Enfin, un dernier mot sur l’espérance d’alpha de la stratégie Digital Stars. Cette dernière est une mécanique mise en œuvre de manière systématique et qui dispose d’un track-record long de près de vingt-cinq ans, ce qui permet d’avoir un certain recul sur son comportement.

Ainsi si l’on observe la distribution de la surperformance (ou alpha) cinq ans, on constate que, dans 94,7 % des cas, la stratégie devance son indice de référence dividende réinvestis.

Ce qui est intéressant dans le contexte actuel, c’est d’observer cette même distribution de l’alpha cinq ans lorsque l’on investit après que la stratégie ait sous-performé, à l’instar de ce que nous vivons actuellement après un exercice 2022 compliqué.

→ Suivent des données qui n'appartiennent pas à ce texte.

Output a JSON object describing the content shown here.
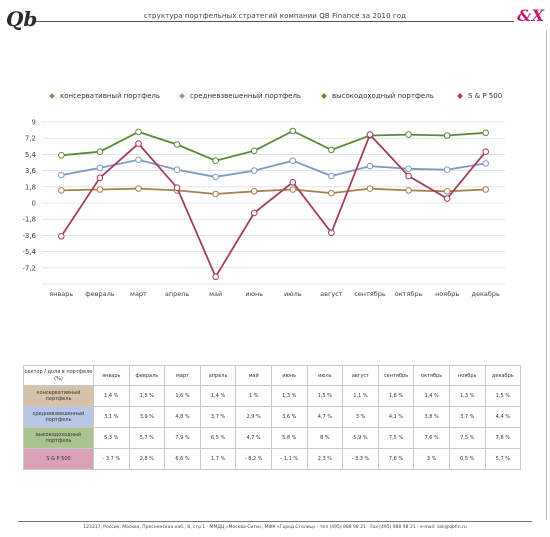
{
  "header": {
    "title": "структура портфельных стратегий компании QB Finance за 2010 год",
    "logo_left": "Qb",
    "logo_right": "&X"
  },
  "legend": [
    {
      "label": "консервативный портфель",
      "color": "#a67f52"
    },
    {
      "label": "средневзвешенный портфель",
      "color": "#7f98cc"
    },
    {
      "label": "высокодоходный портфель",
      "color": "#5a8a3a"
    },
    {
      "label": "S & P 500",
      "color": "#a33d5c"
    }
  ],
  "chart_data": {
    "type": "line",
    "categories": [
      "январь",
      "февраль",
      "март",
      "апрель",
      "май",
      "июнь",
      "июль",
      "август",
      "сентябрь",
      "октябрь",
      "ноябрь",
      "декабрь"
    ],
    "ylim": [
      -9,
      9
    ],
    "yticks": [
      9,
      7.2,
      5.4,
      3.6,
      1.8,
      0,
      -1.8,
      -3.6,
      -5.4,
      -7.2,
      -9
    ],
    "ytick_labels": [
      "9",
      "7,2",
      "5,4",
      "3,6",
      "1,8",
      "0",
      "-1,8",
      "-3,6",
      "-5,4",
      "-7,2",
      ""
    ],
    "grid": true,
    "series": [
      {
        "name": "консервативный портфель",
        "color": "#a67f52",
        "values": [
          1.4,
          1.5,
          1.6,
          1.4,
          1,
          1.3,
          1.5,
          1.1,
          1.6,
          1.4,
          1.3,
          1.5
        ]
      },
      {
        "name": "средневзвешенный портфель",
        "color": "#7f98cc",
        "values": [
          3.1,
          3.9,
          4.8,
          3.7,
          2.9,
          3.6,
          4.7,
          3,
          4.1,
          3.8,
          3.7,
          4.4
        ]
      },
      {
        "name": "высокодоходный портфель",
        "color": "#5a8a3a",
        "values": [
          5.3,
          5.7,
          7.9,
          6.5,
          4.7,
          5.8,
          8,
          5.9,
          7.5,
          7.6,
          7.5,
          7.8
        ]
      },
      {
        "name": "S & P 500",
        "color": "#a33d5c",
        "values": [
          -3.7,
          2.8,
          6.6,
          1.7,
          -8.2,
          -1.1,
          2.3,
          -3.3,
          7.6,
          3,
          0.5,
          5.7
        ]
      }
    ]
  },
  "table": {
    "corner_header": "сектор / доля в портфеле (%)",
    "months": [
      "январь",
      "февраль",
      "март",
      "апрель",
      "май",
      "июнь",
      "июль",
      "август",
      "сентябрь",
      "октябрь",
      "ноябрь",
      "декабрь"
    ],
    "rows": [
      {
        "label": "консервативный портфель",
        "color": "#d6c2a6",
        "cells": [
          "1,4 %",
          "1,5 %",
          "1,6 %",
          "1,4 %",
          "1 %",
          "1,3 %",
          "1,5 %",
          "1,1 %",
          "1,6 %",
          "1,4 %",
          "1,3 %",
          "1,5 %"
        ]
      },
      {
        "label": "средневзвешенный портфель",
        "color": "#b7c7e6",
        "cells": [
          "3,1 %",
          "3,9 %",
          "4,8 %",
          "3,7 %",
          "2,9 %",
          "3,6 %",
          "4,7 %",
          "3 %",
          "4,1 %",
          "3,8 %",
          "3,7 %",
          "4,4 %"
        ]
      },
      {
        "label": "высокодоходный портфель",
        "color": "#a9c48e",
        "cells": [
          "5,3 %",
          "5,7 %",
          "7,9 %",
          "6,5 %",
          "4,7 %",
          "5,8 %",
          "8 %",
          "5,9 %",
          "7,5 %",
          "7,6 %",
          "7,5 %",
          "7,8 %"
        ]
      },
      {
        "label": "S & P 500",
        "color": "#d9a2b6",
        "cells": [
          "- 3,7 %",
          "2,8 %",
          "6,6 %",
          "1,7 %",
          "- 8,2 %",
          "- 1,1 %",
          "2,3 %",
          "- 3,3 %",
          "7,6 %",
          "3 %",
          "0,5 %",
          "5,7 %"
        ]
      }
    ]
  },
  "footer": {
    "text": "123317, Россия, Москва, Пресненская наб., 8, стр.1 · ММДЦ «Москва-Сити», МФК «Город Столиц» · тел (495) 988 98 21 · Fax (495) 988 98 21 · e-mail: ask@qbfin.ru"
  }
}
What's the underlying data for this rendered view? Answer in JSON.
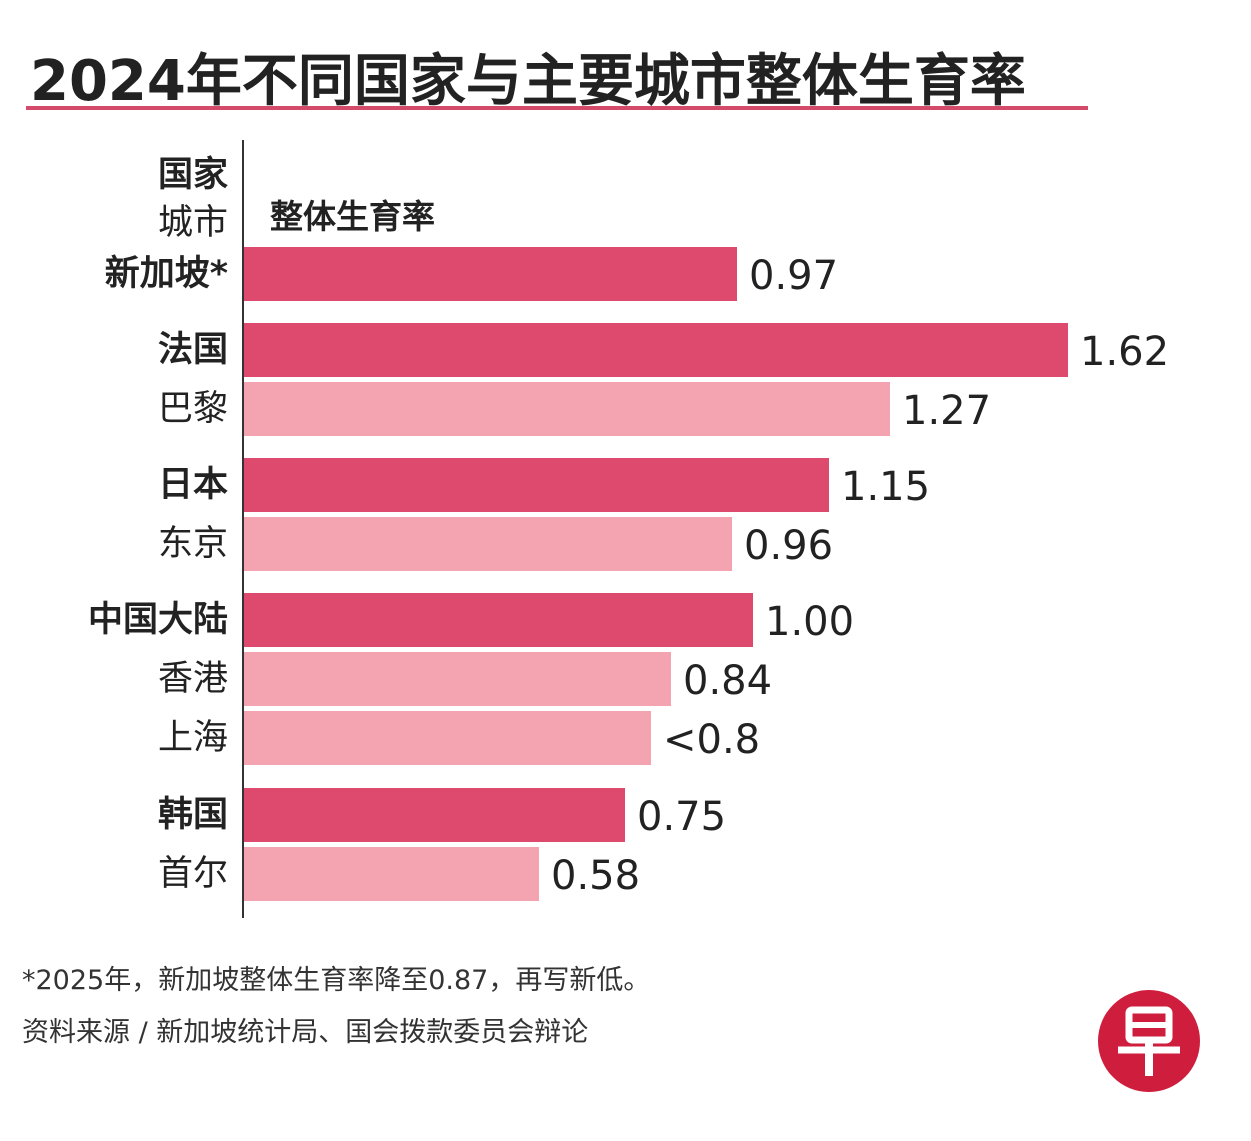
{
  "title": "2024年不同国家与主要城市整体生育率",
  "header": {
    "country": "国家",
    "city": "城市",
    "metric": "整体生育率"
  },
  "chart_data": {
    "type": "bar",
    "orientation": "horizontal",
    "title": "2024年不同国家与主要城市整体生育率",
    "xlabel": "整体生育率",
    "ylabel": "国家 / 城市",
    "xlim": [
      0,
      1.62
    ],
    "grid": false,
    "legend": "none",
    "rows": [
      {
        "label": "新加坡*",
        "kind": "country",
        "value": 0.97,
        "value_label": "0.97"
      },
      {
        "label": "法国",
        "kind": "country",
        "value": 1.62,
        "value_label": "1.62"
      },
      {
        "label": "巴黎",
        "kind": "city",
        "value": 1.27,
        "value_label": "1.27"
      },
      {
        "label": "日本",
        "kind": "country",
        "value": 1.15,
        "value_label": "1.15"
      },
      {
        "label": "东京",
        "kind": "city",
        "value": 0.96,
        "value_label": "0.96"
      },
      {
        "label": "中国大陆",
        "kind": "country",
        "value": 1.0,
        "value_label": "1.00"
      },
      {
        "label": "香港",
        "kind": "city",
        "value": 0.84,
        "value_label": "0.84"
      },
      {
        "label": "上海",
        "kind": "city",
        "value": 0.8,
        "value_label": "<0.8"
      },
      {
        "label": "韩国",
        "kind": "country",
        "value": 0.75,
        "value_label": "0.75"
      },
      {
        "label": "首尔",
        "kind": "city",
        "value": 0.58,
        "value_label": "0.58"
      }
    ]
  },
  "colors": {
    "country_bar": "#dd4a6e",
    "city_bar": "#f4a4b0",
    "accent": "#d44a6a",
    "logo": "#cf1d3d"
  },
  "footnotes": {
    "note": "*2025年，新加坡整体生育率降至0.87，再写新低。",
    "source": "资料来源 / 新加坡统计局、国会拨款委员会辩论"
  },
  "logo": {
    "glyph": "早"
  }
}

On se rend compte que la distribution de l’alpha est améliorée dans un tel cas. La probabilité de faire des alphas importants est augmentée, celle de faire des alphas faibles est diminuée. Alors qu’en temps normal, la probabilité de réaliser un alpha cumulé cinq ans supérieur à 30 % est d’environ 50 %, elle s’élève à près de 75 % quand on investit après un drawdown relatif de - 10 % ou pire.

Conclusion

La puissante hausse observée depuis septembre dernier avait ponctuellement mis fin à la sous-évaluation marquée des actions européennes, ce qui justifie pleinement la correction du mois de mars. Cette baisse permet de reconstituer la prime de risque et une réserve de performance future pour les actions européennes. Toutefois, la bataille contre l’inflation n’est pas encore gagnée, et les « permabears » se réveillent d’une longue léthargie, en même temps que les craintes systémiques concernant le secteur financier. Pour autant, la crise de SVB, puis de Credit suisse, a le mérite de faire prendre conscience de la ligne rouge à ne pas franchir pour les banques centrales dans la hausse des taux. C’est pourquoi la dimension court-terme est probablement moins porteuse qu’il y a quelque temps, et il ne serait pas étonnant de voir les indices européens évoluer de manière plus horizontale dans les prochains mois. Dans ce contexte, le principal contributeur à la performance des fonds Digital Stars pourrait être l’alpha dans les prochains mois. Le retour d’une certaine visibilité, combiné au rebond du momentum économique ouvre traditionnellement la voie à une séquence rémunératrice pour l’approche active de la gestion de Chahine Capital via le momentum.